My New York Times Comment to the Sanger article, same date, follows:
Always a pleasure to read Sanger, as NYT’s favored White House access point, here, a glimpse at what Haass and Donilon are thinking, even Steinitz’s sharing of the Israeli perspective. Yes, Sanger is on the right track–misplaced priority diluting fuller US foreign-policy posture: Iran, Russia, China. But I think on the wrong track in not seeing, from Obama’s standpoint, the advantages of going after ISIS. ISIS is secondary; rather, the Wednesday night principle, “destroy and ultimately degrade,” is part of a twofold strategy: as with drones and a continually revised hit list, bind future administrations to current policy making; fulfill the larger geopolitical vision, that principle in mind, applied first, to Russia, then China, the ongoing effort to degrade, weaken, and perhaps ultimately dismember each of them, to ensure US global hegemony.

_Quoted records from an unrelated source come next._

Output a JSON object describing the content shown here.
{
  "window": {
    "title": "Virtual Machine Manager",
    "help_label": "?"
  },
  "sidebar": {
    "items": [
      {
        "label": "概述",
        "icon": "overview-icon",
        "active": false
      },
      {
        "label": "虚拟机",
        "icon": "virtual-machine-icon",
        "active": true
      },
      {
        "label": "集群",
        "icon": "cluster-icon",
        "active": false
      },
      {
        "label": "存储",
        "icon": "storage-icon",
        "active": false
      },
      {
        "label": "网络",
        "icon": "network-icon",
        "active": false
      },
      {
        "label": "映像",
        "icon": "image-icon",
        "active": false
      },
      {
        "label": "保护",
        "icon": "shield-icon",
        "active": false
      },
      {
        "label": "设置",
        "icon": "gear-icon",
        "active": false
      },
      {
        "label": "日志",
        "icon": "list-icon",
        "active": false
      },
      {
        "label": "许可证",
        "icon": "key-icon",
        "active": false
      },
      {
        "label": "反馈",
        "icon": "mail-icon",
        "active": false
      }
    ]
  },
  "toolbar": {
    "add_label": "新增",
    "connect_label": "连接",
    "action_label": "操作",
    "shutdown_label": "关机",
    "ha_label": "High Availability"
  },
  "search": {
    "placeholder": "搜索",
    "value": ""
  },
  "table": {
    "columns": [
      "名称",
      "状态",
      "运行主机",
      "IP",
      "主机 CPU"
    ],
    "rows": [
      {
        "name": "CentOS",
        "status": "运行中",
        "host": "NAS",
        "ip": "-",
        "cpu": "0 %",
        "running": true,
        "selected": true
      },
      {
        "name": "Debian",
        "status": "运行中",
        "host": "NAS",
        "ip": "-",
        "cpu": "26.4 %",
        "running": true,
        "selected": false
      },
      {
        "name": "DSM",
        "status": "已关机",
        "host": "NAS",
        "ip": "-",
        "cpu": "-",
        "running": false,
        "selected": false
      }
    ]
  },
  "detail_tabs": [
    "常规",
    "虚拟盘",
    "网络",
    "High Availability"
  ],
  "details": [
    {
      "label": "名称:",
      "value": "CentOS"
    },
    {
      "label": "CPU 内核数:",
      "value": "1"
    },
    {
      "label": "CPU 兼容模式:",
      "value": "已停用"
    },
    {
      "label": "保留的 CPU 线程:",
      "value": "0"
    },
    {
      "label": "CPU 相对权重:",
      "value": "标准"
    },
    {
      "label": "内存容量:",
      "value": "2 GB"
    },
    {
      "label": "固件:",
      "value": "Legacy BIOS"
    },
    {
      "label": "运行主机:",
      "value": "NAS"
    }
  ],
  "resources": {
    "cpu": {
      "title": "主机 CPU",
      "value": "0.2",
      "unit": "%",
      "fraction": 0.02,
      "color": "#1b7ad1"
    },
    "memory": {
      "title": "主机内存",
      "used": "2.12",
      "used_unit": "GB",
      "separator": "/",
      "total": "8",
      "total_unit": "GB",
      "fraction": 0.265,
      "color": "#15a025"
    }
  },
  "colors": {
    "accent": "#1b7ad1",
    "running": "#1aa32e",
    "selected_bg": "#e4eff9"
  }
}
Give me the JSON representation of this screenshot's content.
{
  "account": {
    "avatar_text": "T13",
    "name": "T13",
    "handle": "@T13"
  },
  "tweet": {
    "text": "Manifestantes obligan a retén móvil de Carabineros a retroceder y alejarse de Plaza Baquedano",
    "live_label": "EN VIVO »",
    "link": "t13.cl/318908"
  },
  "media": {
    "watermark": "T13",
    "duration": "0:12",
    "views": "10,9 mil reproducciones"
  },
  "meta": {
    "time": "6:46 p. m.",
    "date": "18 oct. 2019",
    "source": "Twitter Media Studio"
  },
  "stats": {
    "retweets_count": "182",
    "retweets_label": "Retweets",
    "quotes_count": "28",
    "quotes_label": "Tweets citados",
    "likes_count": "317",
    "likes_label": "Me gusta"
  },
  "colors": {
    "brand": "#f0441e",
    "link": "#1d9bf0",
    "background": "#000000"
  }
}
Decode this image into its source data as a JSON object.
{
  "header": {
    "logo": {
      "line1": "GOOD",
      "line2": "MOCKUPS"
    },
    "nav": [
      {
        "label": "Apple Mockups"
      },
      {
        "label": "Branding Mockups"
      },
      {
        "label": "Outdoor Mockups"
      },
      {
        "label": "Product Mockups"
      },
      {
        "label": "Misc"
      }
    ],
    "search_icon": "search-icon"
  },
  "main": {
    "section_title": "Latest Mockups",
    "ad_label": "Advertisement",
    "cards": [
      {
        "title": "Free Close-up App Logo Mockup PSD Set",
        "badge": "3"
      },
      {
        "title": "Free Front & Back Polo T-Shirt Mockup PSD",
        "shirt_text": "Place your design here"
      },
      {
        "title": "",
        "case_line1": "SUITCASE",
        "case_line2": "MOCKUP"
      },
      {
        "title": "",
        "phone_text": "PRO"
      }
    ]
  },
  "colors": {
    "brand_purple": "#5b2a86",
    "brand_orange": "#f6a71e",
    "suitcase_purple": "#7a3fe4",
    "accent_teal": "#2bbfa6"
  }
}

Sanger is right; Obama is greedy (spreading military resources too thinly), and full of HUBRIS, the legacy of preserving American unilateral world dominance, politically, economically, militarily, ideologically. Can’t be done, not with the rise of a multi-polar international power system. So, yes, the NATO/Ukraine demarche a flop, Pacific-first strategy and TPP, ditto, all leaving the Behemoth floundering in the cause du jour. The speech was pitiful, short on intelligence, long on patriotism, as though the latter could substitute for the former. Obama is becoming a liability to the foreign-policy establishment.

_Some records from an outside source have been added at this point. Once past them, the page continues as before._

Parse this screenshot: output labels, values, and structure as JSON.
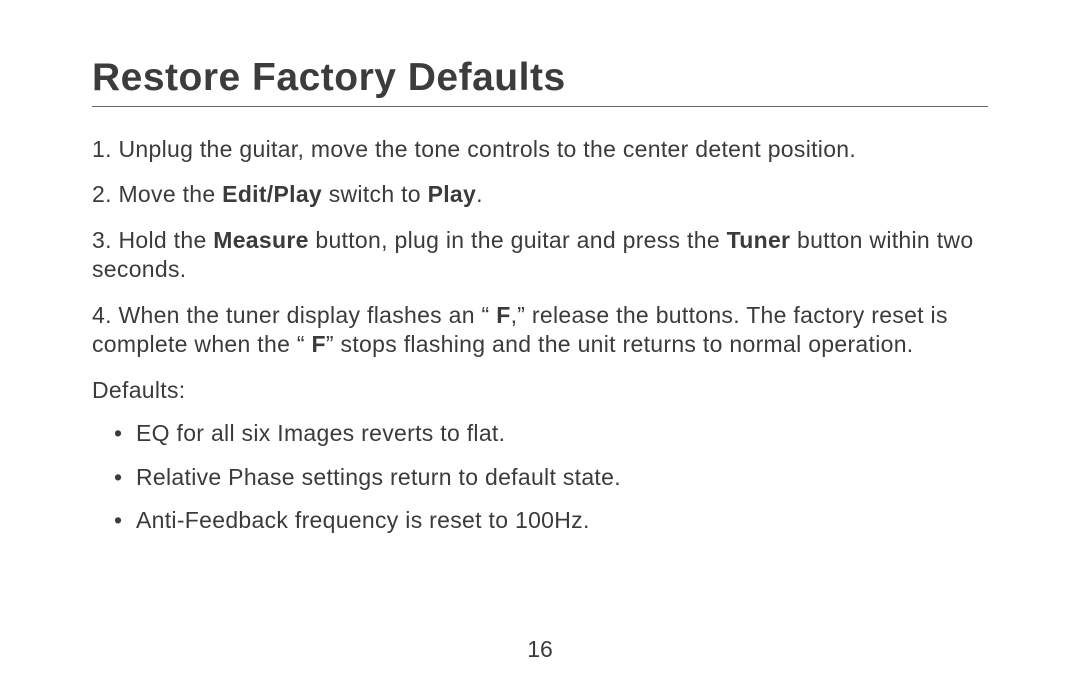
{
  "title": "Restore Factory Defaults",
  "steps": {
    "s1_pre": "1. Unplug the guitar, move the tone controls to the center detent position.",
    "s2_pre": "2. Move the ",
    "s2_b1": "Edit/Play",
    "s2_mid": " switch to ",
    "s2_b2": "Play",
    "s2_post": ".",
    "s3_pre": "3. Hold the ",
    "s3_b1": "Measure",
    "s3_mid": " button, plug in the guitar and press the ",
    "s3_b2": "Tuner",
    "s3_post": " button within two seconds.",
    "s4_pre": "4. When the tuner display flashes an “ ",
    "s4_b1": "F",
    "s4_mid": ",”  release the buttons. The factory reset is complete when the “ ",
    "s4_b2": "F",
    "s4_post": "” stops flashing and the unit returns to normal operation."
  },
  "defaults_label": "Defaults:",
  "bullets": {
    "b1": "EQ for all six Images reverts to flat.",
    "b2": "Relative Phase settings return to default state.",
    "b3": "Anti-Feedback frequency is reset to 100Hz."
  },
  "page_number": "16"
}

Putting all the US eggs in one basket is leaving a hole in the bottom, the failure of the hoped-for coalition with Arab partners presently failing to materialize. The Middle East, except for Israel, has seen enough of America. Kerry’s trip to the region has a forced quality, evident in the demeanors and handshakes of the officials he met. As Anne Barnard and David Kirkpatrick report in their Times article, “Arabs Give Tepid Support to U.S. Fight Against ISIS,” (Sept. 12), the US “is back and getting a less than enthusiastic welcome, with leading allies like Egypt, Jordan and Turkey all finding ways on Thursday [Sept. 11] to avoid specific commitments to President Obama’s expanded military campaign against Sunni extremists.” Reasons differ, country by country, but they boil down to “increased mistrust” of the US, seeing the bind he’s in with respect to Assad, who alone of the nations’ leaders is ready unequivocally to fight ISIS, but whom Obama “had already ruled out as a partner for what he described as terrorizing its citizens,” which, of course, rebel forces are not guilty of doing. Seeing as well, as King Abdullah of Jordan, saying to Kerry “’that the Palestinian cause remains the core of the conflict in the region,’” which suggests that until that conflict is resolved, there will be ISIS and others like it for some time. And so it went. Obama’s words echoed hollow, except in America.